All this is especially novel, when you consider that metal and punk were once mortal enemies. If you showed up with long hair at a Suicidal Tendencies show in 1984, you risked getting your ass kicked. Yet Avenged Sevenfold is mostly oblivious to distinctions between the two scenes.

"I've read in old Metallica interviews that punk bands and metal bands hated each other, but we're young enough where we kind of bypassed that," Vengeance says. "I think it has a lot to do with where we're from. Being from Orange County, there's a ton of punk bands that started out there, like the Vandals, Social Distortion, and Bad Religion. We always were really involved in going to those kinds of shows. We really didn't know any better. We just wanted to get on any show we could. I mean, there was a time when we were opening for bands like Tsunami Bomb, a female-fronted pop-punk band."

Initially, Avenged Sevenfold rose to prominence through the punk ranks. It first signed with Hopeless Records -- a punk label best known for bands like the Queers and Against All Authority -- and it has played the Warped Tour several times. The band received a rapturous reception on the tour this past summer, when scads of punk kids played air guitar and headbanged for the first time.

But just as Avenged Sevenfold began cementing its standing in punk circles, the group went and alienated some members of that scene again. Its latest, City of Evil, avoids the screamo vocals that were once a band trademark. The sound is still a hard-charging onslaught of aggression, with songs about willfully burning in hell and an album cover depicting an angry ghoul brandishing a broadsword. But there are no bloodcurdling howls -- a ballsy move, when you consider how big metalcore has gotten and remember that Avenged Sevenfold was once one of the scene's signature bands.
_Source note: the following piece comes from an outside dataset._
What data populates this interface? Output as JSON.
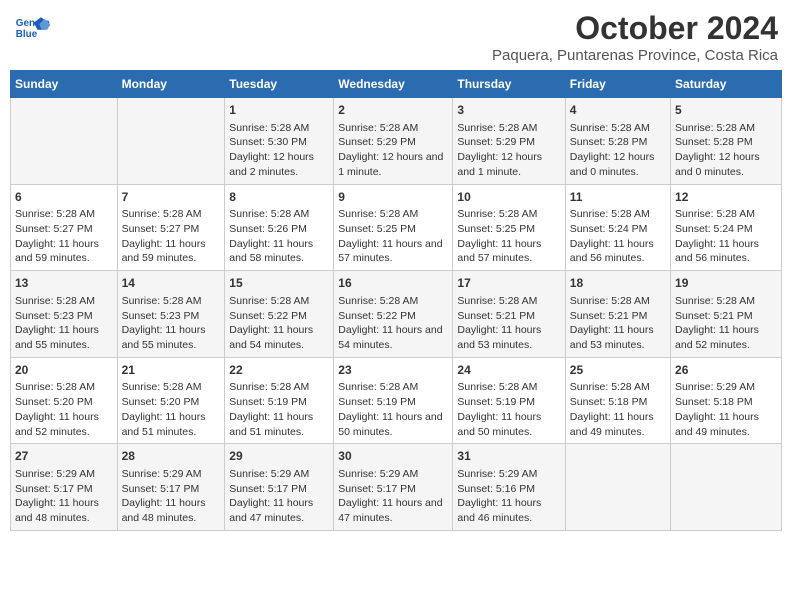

"You turn on the Headbanger's Ball now, and you see every band taking that and turning it into a big mockery," Vengeance says of the screamo sound. "It's someone doing a shitty scream, then someone singing a chorus, then jumping back to the shitty scream. There's a ton of those bands out there now. We didn't want to be a part of that. We wanted to go off and do our own thing."

More than anything else, doing your own thing is what punk rock has always been about. It's ironic that punk kids sometimes give Avenged Sevenfold flak for eschewing the scene's protocols, since the genre was once defined by a disregard for rules. Besides, in a scene that's posited on inclusion, shouldn't dudes in Pantera T-shirts be invited to the party too? Avenged Sevenfold seems to think so, and it's bringing a Pantera-style stage show to prove it.

"There's so many bands out there today that are just really fucking boring," Vengeance says, shrugging off criticism of the band's emphasis on aesthetics. "'Oh, the band's putting on a show with fuckin' pyrotechnics and bringing in their own stage. They must think they're rock stars or something.'

"Well, yeah," he chuckles. "And it's fuckin' awesome."